Problematika Penjurusan di SMA/MA, dari Labeling hingga Kebebasan Semu Memilih Pelajaran

Ilustrasi Jurusan di SMA/MA. Repro. Kristal

Penjurusan di jenjang SMA/MA memiliki beberapa problematika, di antaranya adalah munculnya labeling dan kebebasan semu dalam memilih pelajaran jurusan dan peminatan.
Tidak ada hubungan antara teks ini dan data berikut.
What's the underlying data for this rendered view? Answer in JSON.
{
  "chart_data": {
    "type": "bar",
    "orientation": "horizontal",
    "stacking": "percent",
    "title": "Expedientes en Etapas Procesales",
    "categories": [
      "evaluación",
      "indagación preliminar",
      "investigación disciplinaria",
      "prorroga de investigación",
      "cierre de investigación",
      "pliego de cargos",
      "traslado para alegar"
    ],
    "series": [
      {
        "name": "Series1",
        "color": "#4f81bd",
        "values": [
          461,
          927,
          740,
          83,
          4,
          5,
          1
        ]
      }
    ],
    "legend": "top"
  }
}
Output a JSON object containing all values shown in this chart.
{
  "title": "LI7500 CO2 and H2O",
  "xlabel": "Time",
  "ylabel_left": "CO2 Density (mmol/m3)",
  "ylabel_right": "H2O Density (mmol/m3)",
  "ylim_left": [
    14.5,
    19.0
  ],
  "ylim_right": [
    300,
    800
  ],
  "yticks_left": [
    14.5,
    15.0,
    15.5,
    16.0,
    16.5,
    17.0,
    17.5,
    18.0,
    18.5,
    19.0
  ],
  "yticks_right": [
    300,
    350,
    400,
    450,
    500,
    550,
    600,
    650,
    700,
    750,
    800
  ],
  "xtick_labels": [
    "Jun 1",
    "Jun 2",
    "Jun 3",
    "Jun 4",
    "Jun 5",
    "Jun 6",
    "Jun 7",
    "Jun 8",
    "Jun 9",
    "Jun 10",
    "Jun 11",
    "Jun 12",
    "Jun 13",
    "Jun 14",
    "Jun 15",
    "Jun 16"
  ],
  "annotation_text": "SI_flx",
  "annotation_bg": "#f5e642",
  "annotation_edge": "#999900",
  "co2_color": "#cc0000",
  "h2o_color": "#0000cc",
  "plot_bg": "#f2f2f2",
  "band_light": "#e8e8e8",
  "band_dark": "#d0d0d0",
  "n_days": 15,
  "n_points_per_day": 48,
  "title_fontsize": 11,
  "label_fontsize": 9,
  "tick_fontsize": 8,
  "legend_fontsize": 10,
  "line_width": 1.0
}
Brabo, kristalmedia.net - Ketika pulang ke kampung halaman, saya bertemu dengan Alif, salah seorang teman lama yang ketika itu duduk di kelas X di salah satu sekolah negeri di kota Serang. Alif merasa senang ketika sekolah memberikan kesempatan kepada siswa untuk memilih jurusan yang ingin diambil saat naik ke kelas XI. Tetapi, rasa senang tersebut segera hilang karena keinginannya tidak sesuai dengan keinginan orangtuanya. Alif ingin memilih jurusan IPA sedangkan orangtuanya ingin agar ia belajar lebih banyak ilmu agama, yaitu mengambil jurusan keagamaan. Sebenarnya, Alif memilih jurusan IPA bukan murni karena ingin belajar mapel rumpun IPA, tetapi karena banyak teman-temannya yang memilih IPA, dan tidak semua mapel rumpun IPA disukainya.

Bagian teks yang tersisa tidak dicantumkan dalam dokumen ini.